Someone close to me said recently, “I don’t think my mom raised a son; she raised an investment.” That statement struck me as a sad and profound realization.
I can understand why this man feels the way he does. His parents pushed academics his entire life. They cut him off from almost all social interaction. As an adolescent he had one friend, not because his parents thought he should, but because he insisted, and his parents were afraid he’d rebel through neglecting his academics if they didn’t give in.
He thought he was going to get a reprieve from his mother’s overbearing presence by going away to college. Unfortunately she still called him several times a day and drove a couple hours every week to deliver his groceries. She justified her intrusion into his life, saying that since it was she and his father paying for him to go to college, she had every right to dictate how he did so. She even threatened to pull him out if he did not do things her way.
Eventually he graduated–Summa Cum Laude.

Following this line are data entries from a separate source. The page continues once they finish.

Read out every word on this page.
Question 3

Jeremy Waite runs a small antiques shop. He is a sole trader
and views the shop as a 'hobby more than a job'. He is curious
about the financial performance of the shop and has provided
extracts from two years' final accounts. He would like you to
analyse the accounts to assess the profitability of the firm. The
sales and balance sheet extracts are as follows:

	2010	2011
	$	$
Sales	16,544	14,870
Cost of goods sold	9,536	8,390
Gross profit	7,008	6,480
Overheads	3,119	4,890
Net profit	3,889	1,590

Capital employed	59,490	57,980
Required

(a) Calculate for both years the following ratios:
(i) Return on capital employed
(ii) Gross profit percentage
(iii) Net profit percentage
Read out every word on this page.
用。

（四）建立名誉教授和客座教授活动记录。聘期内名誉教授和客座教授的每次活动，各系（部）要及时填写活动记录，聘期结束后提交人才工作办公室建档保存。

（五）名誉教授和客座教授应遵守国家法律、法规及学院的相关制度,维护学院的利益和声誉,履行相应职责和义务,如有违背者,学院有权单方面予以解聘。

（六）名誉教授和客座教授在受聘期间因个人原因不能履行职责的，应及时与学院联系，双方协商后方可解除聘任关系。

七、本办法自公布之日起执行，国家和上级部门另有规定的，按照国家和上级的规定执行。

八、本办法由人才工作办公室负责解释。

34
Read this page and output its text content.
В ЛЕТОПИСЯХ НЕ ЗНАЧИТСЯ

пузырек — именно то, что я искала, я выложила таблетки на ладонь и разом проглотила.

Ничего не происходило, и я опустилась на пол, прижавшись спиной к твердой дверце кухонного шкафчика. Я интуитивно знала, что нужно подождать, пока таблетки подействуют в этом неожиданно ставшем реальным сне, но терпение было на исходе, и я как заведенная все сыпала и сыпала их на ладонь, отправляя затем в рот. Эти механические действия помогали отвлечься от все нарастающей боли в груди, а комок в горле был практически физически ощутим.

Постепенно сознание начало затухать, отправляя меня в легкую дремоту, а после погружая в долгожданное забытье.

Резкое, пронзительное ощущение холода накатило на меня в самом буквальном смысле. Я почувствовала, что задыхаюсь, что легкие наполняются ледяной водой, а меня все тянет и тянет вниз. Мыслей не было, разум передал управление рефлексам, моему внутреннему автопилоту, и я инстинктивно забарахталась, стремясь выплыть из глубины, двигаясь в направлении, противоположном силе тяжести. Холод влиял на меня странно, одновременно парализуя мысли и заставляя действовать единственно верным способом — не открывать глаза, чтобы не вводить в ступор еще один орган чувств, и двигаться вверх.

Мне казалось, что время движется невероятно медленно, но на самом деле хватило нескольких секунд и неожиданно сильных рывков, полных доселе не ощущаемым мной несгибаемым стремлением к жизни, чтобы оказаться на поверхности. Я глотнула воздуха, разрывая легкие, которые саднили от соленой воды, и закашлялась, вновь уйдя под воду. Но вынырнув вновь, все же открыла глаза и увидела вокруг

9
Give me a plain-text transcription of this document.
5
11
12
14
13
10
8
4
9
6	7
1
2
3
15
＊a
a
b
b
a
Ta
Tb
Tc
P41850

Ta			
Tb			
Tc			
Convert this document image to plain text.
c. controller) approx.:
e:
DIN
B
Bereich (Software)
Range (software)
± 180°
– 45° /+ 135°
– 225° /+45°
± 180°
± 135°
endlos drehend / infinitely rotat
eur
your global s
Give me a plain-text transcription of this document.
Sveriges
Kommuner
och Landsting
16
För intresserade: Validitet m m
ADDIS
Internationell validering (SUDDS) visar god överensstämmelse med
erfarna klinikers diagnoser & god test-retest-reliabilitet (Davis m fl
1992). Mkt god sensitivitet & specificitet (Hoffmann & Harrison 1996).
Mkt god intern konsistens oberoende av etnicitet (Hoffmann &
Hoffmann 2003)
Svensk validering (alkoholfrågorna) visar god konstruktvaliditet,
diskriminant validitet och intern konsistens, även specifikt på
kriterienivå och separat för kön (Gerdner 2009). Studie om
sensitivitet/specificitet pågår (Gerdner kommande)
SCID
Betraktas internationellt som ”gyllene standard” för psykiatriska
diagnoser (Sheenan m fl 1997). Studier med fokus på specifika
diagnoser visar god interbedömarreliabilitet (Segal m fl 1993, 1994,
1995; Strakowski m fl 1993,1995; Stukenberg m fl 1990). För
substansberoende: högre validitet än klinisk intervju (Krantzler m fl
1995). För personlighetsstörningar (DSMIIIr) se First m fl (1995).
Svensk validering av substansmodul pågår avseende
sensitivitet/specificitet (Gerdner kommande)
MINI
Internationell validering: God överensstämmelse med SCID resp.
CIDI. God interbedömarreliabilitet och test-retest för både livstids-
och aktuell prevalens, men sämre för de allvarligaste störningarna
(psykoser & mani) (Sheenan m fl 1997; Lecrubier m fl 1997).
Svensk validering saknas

Does this mean that the approach his mother took was the right one? I mean, he obviously succeeded. He graduated at the top of his class and is now one of the best in his field. She must have done something right, but at what cost?
This man had absolutely no social skills as a child. He had no idea how to interact with others because his mother ensured that he had no contact with others. He did not go to social gatherings, nor did he date, have girlfriends or any other normal social activities in high school. He didn’t even date in college. By this point he had become aware that there was an issue, but was unaware of how to approach it. He tried different ways of interacting with people which all turned out awkward because he didn’t have any experience. Fortunately he connected with his college roommates (which did not please his mother at all) who helped to integrate him into society a bit more. Being a very intelligent man, he was able to learn to adapt himself into social situations.
Other people who are not as intelligent, adaptable and naturally stable may not have been able to recover from such a socially isolated upbringing.
According to my friend, the reason his mother cut him off from everyone else is because she wanted him to form bonds with her and no one else. That way, once he became successful, she could be guaranteed that he would care for her.
As parents the only thing we can possibly invest in our children is love. It is our responsibility to ensure their survival and the success of the next generation. It is not their responsibility to care for us in our old age. The irony here is, if we show our children enough love, if we are there for them when they need us, if we do our duty as parents, they will want to care for us. People never want to do the things others try to force them to do.
You cannot invest money into a child and expect a monetary return, but if you put all of your love, all of your passion, everything you are into your child, your child will reflect that.